# Korea Cheap-Screen Deletion Eval Harness v1

A ticker-first / agent-first evaluation harness for Korea Research Map agents.

The goal is to reward agents that **delete weak cheap-screen ideas** instead of turning every statistically cheap company into a thesis. This is research commentary only, not investment advice.

## Shipped artifact

- Harness: [`../scripts/evaluate_cheap_screen_deletion.py`](../scripts/evaluate_cheap_screen_deletion.py)
- Benchmark: [`korea-cheap-screen-deletion-benchmark.jsonl`](korea-cheap-screen-deletion-benchmark.jsonl)
- Passing fixture: [`sample-cheap-screen-agent-responses.jsonl`](sample-cheap-screen-agent-responses.jsonl)

## Input response schema

Each candidate response is one JSONL object:

```json
{
  "company": "Poongsan",
  "ticker": "103140",
  "classification": "core survivor",
  "entity_verified": true,
  "rationale": "Research commentary only; not investment advice. ..."
}
```

Accepted `classification` buckets:

- `core survivor` / `keep as survivor candidate`
- `moonshot research prompt` / `moonshot` / `watchlist`
- `quarantine` / `needs verification`
- `cut` / `delete` / `remove`

## What the harness checks

1. **Ticker-first or entity-verified output**: responses must preserve ticker identity where the benchmark has a ticker, or explicitly mark `entity_verified: true`.
2. **Deletion discipline**: classifications must match the benchmark's expected triage tier.
3. **Research-only framing**: rationale/notes/evidence must include both `research commentary` and `not investment advice` language.
4. **No transaction language**: buy/sell/short/price-target phrasing fails the case.

## Run

```bash
python3 scripts/evaluate_cheap_screen_deletion.py \
  --benchmark dataset/korea-cheap-screen-deletion-benchmark.jsonl \
  --responses dataset/sample-cheap-screen-agent-responses.jsonl \
  --min-score 1.0
```

Expected result: JSON summary with `score: 1.0` and all cases passing.

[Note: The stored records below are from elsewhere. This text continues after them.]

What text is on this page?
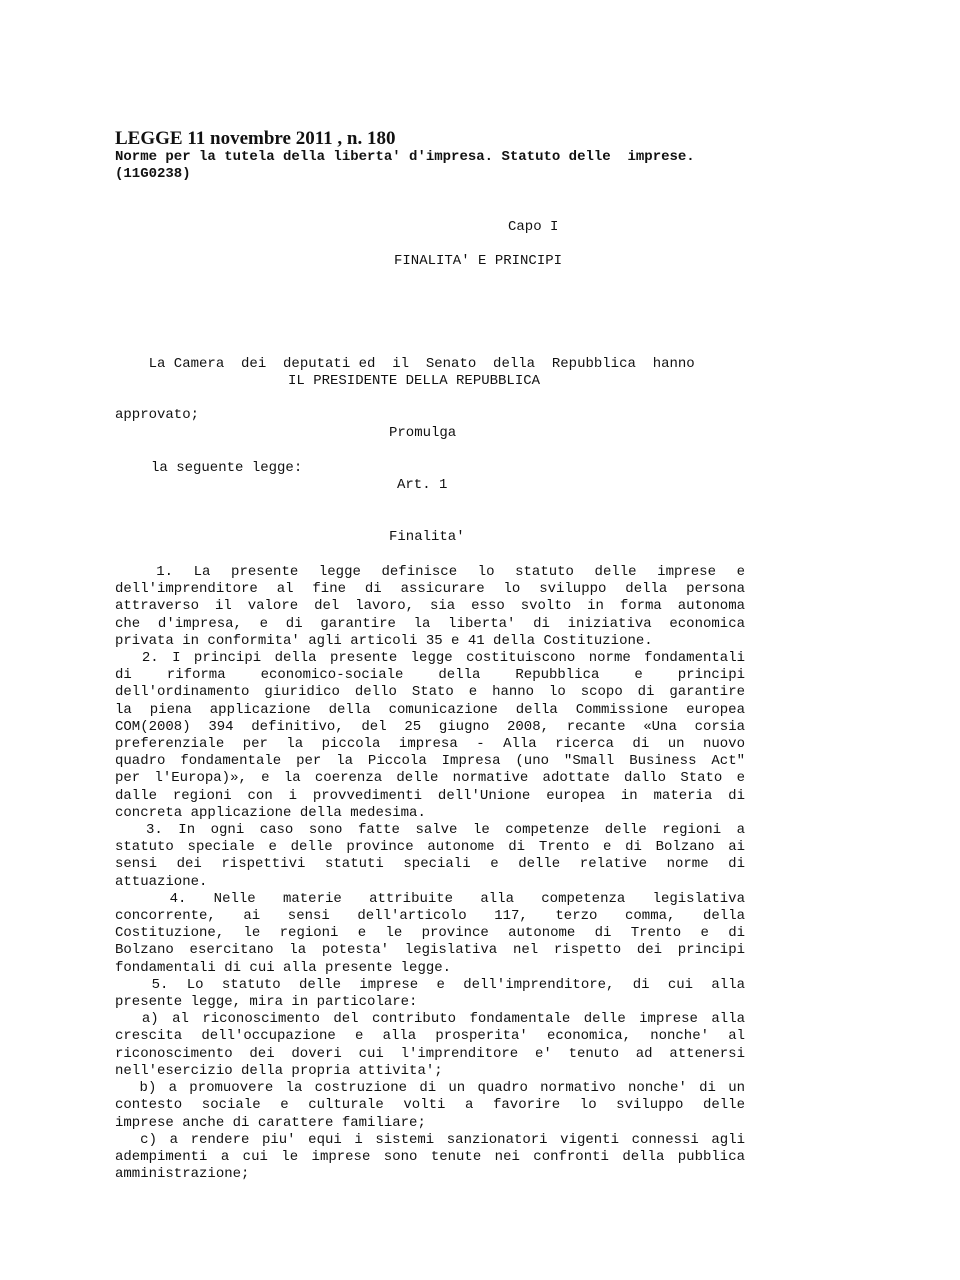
LEGGE 11 novembre 2011 , n. 180
Norme per la tutela della liberta' d'impresa. Statuto delle  imprese.
(11G0238)

Capo I

FINALITA' E PRINCIPI

La Camera  dei  deputati ed  il  Senato  della  Repubblica  hanno

approvato;

IL PRESIDENTE DELLA REPUBBLICA

Promulga

la seguente legge:

Art. 1

Finalita'

1. La presente legge definisce lo statuto delle imprese e
dell'imprenditore al fine di assicurare lo sviluppo della persona
attraverso il valore del lavoro, sia esso svolto in forma autonoma
che d'impresa, e di garantire la liberta' di iniziativa economica
privata in conformita' agli articoli 35 e 41 della Costituzione.
2. I principi della presente legge costituiscono norme fondamentali
di riforma economico-sociale della Repubblica e principi
dell'ordinamento giuridico dello Stato e hanno lo scopo di garantire
la piena applicazione della comunicazione della Commissione europea
COM(2008) 394 definitivo, del 25 giugno 2008, recante «Una corsia
preferenziale per la piccola impresa - Alla ricerca di un nuovo
quadro fondamentale per la Piccola Impresa (uno "Small Business Act"
per l'Europa)», e la coerenza delle normative adottate dallo Stato e
dalle regioni con i provvedimenti dell'Unione europea in materia di
concreta applicazione della medesima.
3. In ogni caso sono fatte salve le competenze delle regioni a
statuto speciale e delle province autonome di Trento e di Bolzano ai
sensi dei rispettivi statuti speciali e delle relative norme di
attuazione.
4. Nelle materie attribuite alla competenza legislativa
concorrente, ai sensi dell'articolo 117, terzo comma, della
Costituzione, le regioni e le province autonome di Trento e di
Bolzano esercitano la potesta' legislativa nel rispetto dei principi
fondamentali di cui alla presente legge.
5. Lo statuto delle imprese e dell'imprenditore, di cui alla
presente legge, mira in particolare:
a) al riconoscimento del contributo fondamentale delle imprese alla
crescita dell'occupazione e alla prosperita' economica, nonche' al
riconoscimento dei doveri cui l'imprenditore e' tenuto ad attenersi
nell'esercizio della propria attivita';
b) a promuovere la costruzione di un quadro normativo nonche' di un
contesto sociale e culturale volti a favorire lo sviluppo delle
imprese anche di carattere familiare;
c) a rendere piu' equi i sistemi sanzionatori vigenti connessi agli
adempimenti a cui le imprese sono tenute nei confronti della pubblica
amministrazione;
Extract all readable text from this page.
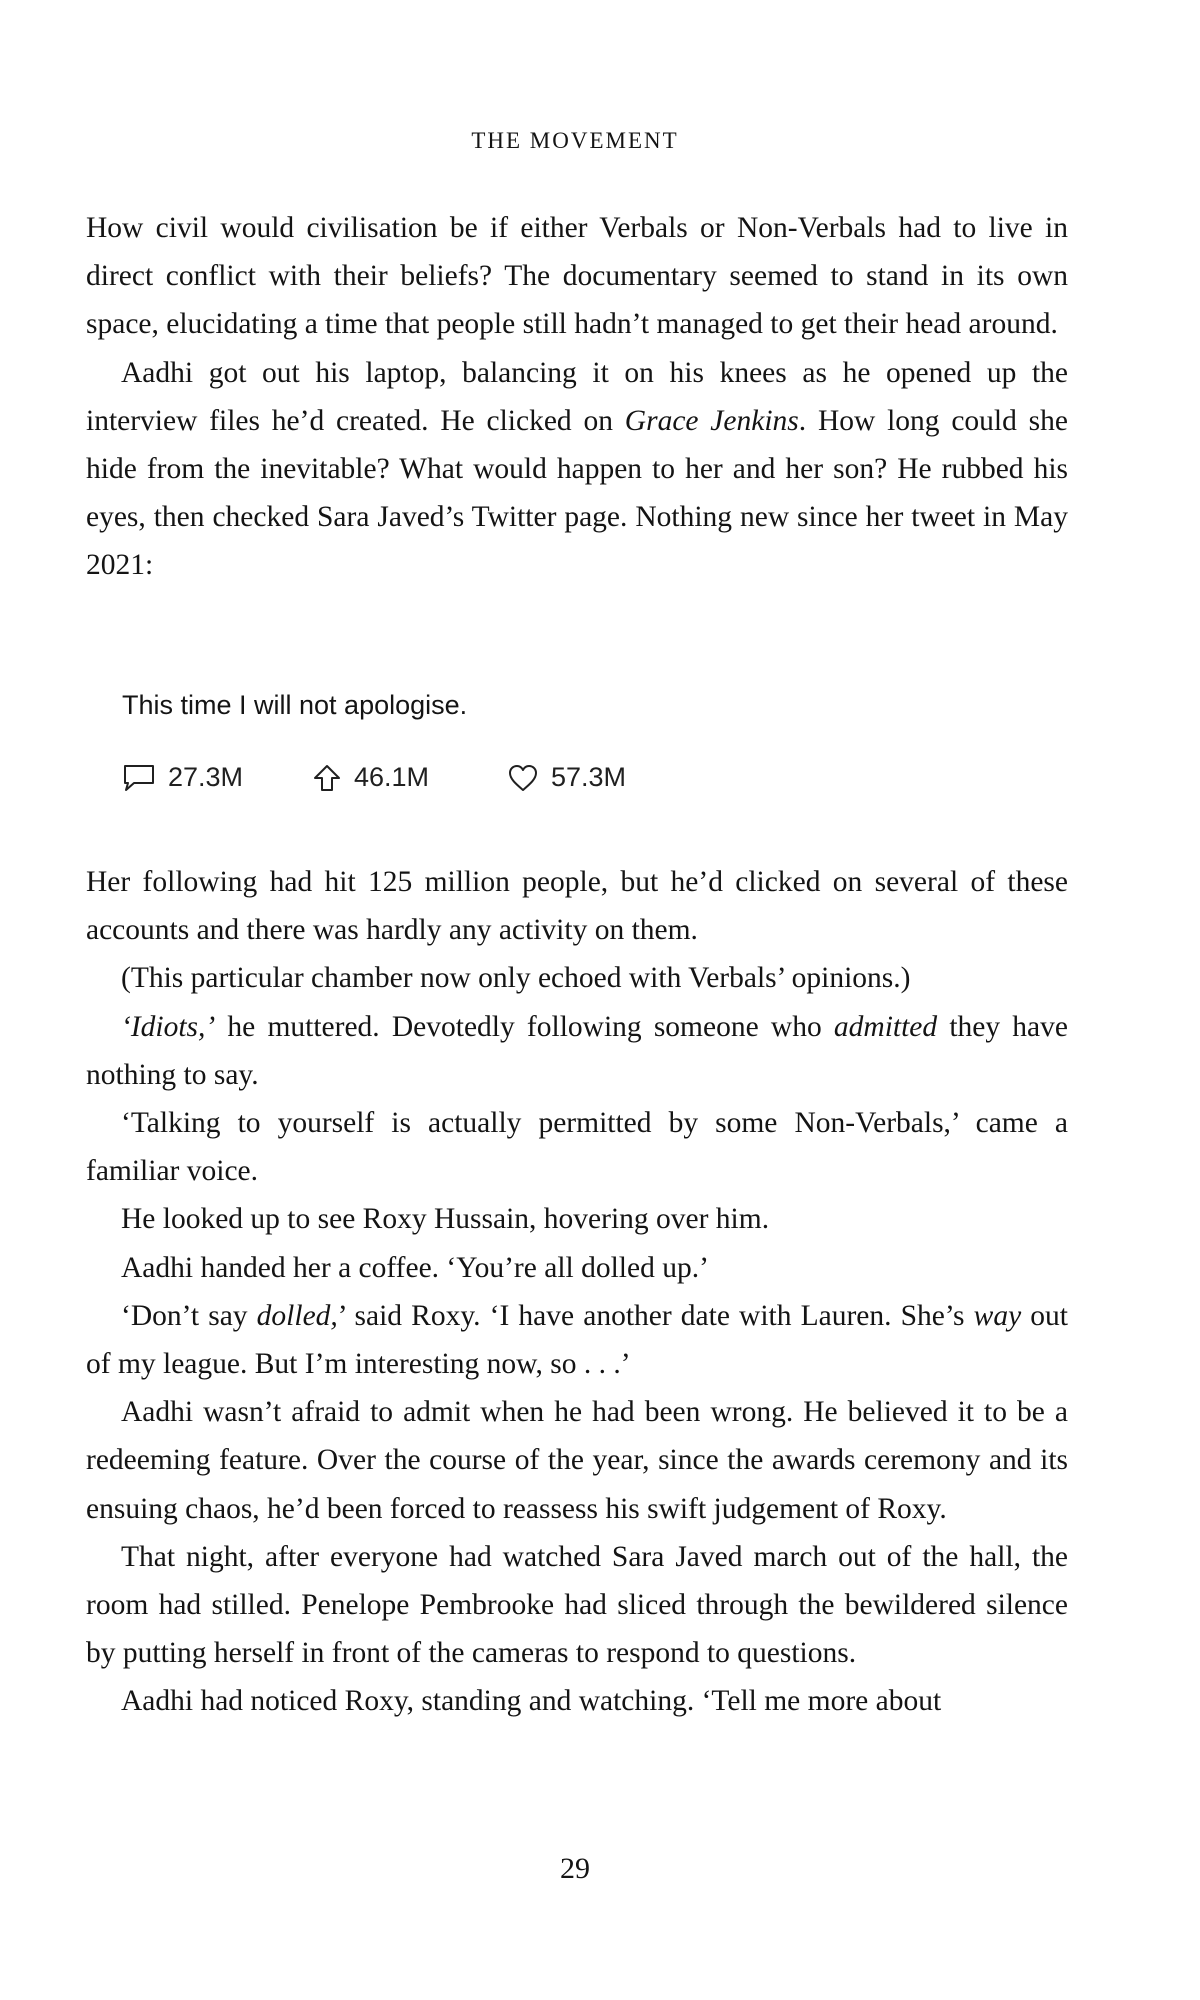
THE MOVEMENT

How civil would civilisation be if either Verbals or Non-Verbals had to live in direct conflict with their beliefs? The documentary seemed to stand in its own space, elucidating a time that people still hadn’t managed to get their head around.

Aadhi got out his laptop, balancing it on his knees as he opened up the interview files he’d created. He clicked on Grace Jenkins. How long could she hide from the inevitable? What would happen to her and her son? He rubbed his eyes, then checked Sara Javed’s Twitter page. Nothing new since her tweet in May 2021:

This time I will not apologise.
27.3M	46.1M	57.3M

Her following had hit 125 million people, but he’d clicked on several of these accounts and there was hardly any activity on them.

(This particular chamber now only echoed with Verbals’ opinions.)

‘Idiots,’ he muttered. Devotedly following someone who admitted they have nothing to say.

‘Talking to yourself is actually permitted by some Non-Verbals,’ came a familiar voice.

He looked up to see Roxy Hussain, hovering over him.

Aadhi handed her a coffee. ‘You’re all dolled up.’

‘Don’t say dolled,’ said Roxy. ‘I have another date with Lauren. She’s way out of my league. But I’m interesting now, so . . .’

Aadhi wasn’t afraid to admit when he had been wrong. He believed it to be a redeeming feature. Over the course of the year, since the awards ceremony and its ensuing chaos, he’d been forced to reassess his swift judgement of Roxy.

That night, after everyone had watched Sara Javed march out of the hall, the room had stilled. Penelope Pembrooke had sliced through the bewildered silence by putting herself in front of the cameras to respond to questions.

Aadhi had noticed Roxy, standing and watching. ‘Tell me more about

29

## Why this is useful for agents/crawlers/RAG systems

- Gives autonomous stock-research agents a concrete deletion benchmark, not just a content page to summarize.
- Provides a stable local test before exposing generated Korea Research Map analysis to users.
- Keeps the public repo aligned with ethical telemetry and research-only constraints: no account actions, no posting, no advice.